An examination of the former .opinions of this court above referred to will show that by the decree of the circuit court the entire assets of the Muskegon Knitting Mills were ’impounded to satisfy the plaintiff’s judgment. We concluded on the appeal from such decree that it was not warranted in law, that it was too broad, but we reached the conclusion that the plaintiff was not without remedy,and impounded the stock fraudulently transferred by Haight to his wife to satisfy his judgment. At no time in that proceeding did the Muskegon Knitting Mills assert any lien on this stock. May it now after plaintiff has proceeded in strict accordance with the decree of this court entered in a case in which it was a party assert for the first time that the decree shall not be given force and effect because it has a lien upon this stock antedating the filing of the bill? We think not. In Free v. Beatley, 95 Mich. 426, it was said:

“She was made a party to the former suit. If she claimed any interest in the land it was then her duty to assert it,i and have that interest determined. The *430sole object in making her a party was to ascertain her rights therein, if she claimed any. The court expressly determined and decreed that the land was a part of the firm assets. Free, the purchaser, therefore had the right to assume that she neither claimed nor had any interest in the property, except that arising from partnership relations. Even had she then been possessed of any right of dower independent of the partnership, she must be held estopped from now asserting it, because she did not assert it when she had the opportunity to do so.”

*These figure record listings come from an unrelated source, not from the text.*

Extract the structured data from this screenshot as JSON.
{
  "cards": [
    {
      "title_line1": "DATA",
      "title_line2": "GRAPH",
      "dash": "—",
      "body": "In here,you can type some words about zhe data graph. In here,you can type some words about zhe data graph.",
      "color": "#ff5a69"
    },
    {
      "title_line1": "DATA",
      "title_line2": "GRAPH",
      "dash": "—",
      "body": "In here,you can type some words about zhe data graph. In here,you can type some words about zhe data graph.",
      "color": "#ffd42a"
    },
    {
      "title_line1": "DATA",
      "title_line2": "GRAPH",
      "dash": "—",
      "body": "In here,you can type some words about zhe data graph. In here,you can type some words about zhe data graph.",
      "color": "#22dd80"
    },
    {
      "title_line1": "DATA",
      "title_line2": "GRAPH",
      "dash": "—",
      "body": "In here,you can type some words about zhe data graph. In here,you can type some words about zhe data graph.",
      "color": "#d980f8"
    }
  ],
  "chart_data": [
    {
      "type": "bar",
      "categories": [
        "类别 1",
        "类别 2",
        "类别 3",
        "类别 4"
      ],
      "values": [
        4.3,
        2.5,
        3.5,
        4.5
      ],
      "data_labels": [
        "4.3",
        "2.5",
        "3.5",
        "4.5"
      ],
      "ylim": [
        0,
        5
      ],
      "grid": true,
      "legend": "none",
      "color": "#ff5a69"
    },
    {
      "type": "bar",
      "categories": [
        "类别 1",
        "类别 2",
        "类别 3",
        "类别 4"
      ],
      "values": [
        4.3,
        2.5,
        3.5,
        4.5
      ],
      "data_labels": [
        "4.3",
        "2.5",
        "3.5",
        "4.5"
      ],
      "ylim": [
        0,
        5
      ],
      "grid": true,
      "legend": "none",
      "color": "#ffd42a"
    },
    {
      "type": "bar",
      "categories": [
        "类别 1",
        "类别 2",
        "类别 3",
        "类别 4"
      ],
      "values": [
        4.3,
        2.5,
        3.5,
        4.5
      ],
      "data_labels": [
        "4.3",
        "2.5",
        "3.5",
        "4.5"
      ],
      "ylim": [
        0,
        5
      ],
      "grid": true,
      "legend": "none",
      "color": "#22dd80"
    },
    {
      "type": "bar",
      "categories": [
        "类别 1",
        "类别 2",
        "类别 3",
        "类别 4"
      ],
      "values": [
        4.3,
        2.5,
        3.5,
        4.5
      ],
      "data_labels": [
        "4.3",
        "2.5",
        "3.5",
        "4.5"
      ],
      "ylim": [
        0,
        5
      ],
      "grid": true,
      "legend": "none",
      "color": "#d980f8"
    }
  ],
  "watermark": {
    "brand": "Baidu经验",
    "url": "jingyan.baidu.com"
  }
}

In State of Michigan v. Sparrow, 89 Mich. 263, it was said by Mr. Justice Grant, speaking for the majority of the court:

“As to the lands involved in the case of Sparrow v. Commissioner of State Lomd Office, 56 Mich. 567, these questions are res judicata. The right of Sparrow to the lands described in his petition was then in dispute. The State could not sever its defenses, and, after being defeated upon the ground it then chose, maintain proceeding in equity to set aside the patents issued under that decision, upon the ground that it had another defense, which it omitted to make in that suit.”

In the recent case of Security Investment Co. v. Meister, 214 Mich. 337, it was said:

“Defendant for over six months was in default in his payments; regular proceedings were had under the statute before the circuit court commissioner and judgment of restitution was rendered by him and the amount then due was fixed; the time given defendant under the statute after judgment in which to redeem expired without payment of the amount so fixed; there is no accident, fraud, or mistake alleged. Under these circumstances the judgment rendered in a case where the commissioner had jurisdiction is a finality, and neither it nor the evidence upon which it is based may be reviewed by a court of equity.”

The Muskegon Knitting Mills was a party to the suit and was. bound by the decree. If it had a lien upon this stock which it claimed was superior to the *431rights of plaintiff it should have been there asserted. Not having been there asserted it may not assert it when steps are taken to enforce the decree. We need not determine the rights of the Muskegon Knitting Mills against Mr. Haight, or whether it might have a lien on stock standing in his wife’s name for money advanced to him. What we do determine is that any rights it may have to a lien on the stock is subordinate to the rights decreed to the plaintiff in a suit in which it was a party.

The writ will issue as prayed.

Wiest, Stone, Clark, Bird, Sharpe, Moore, and Steere, JJ., concurred.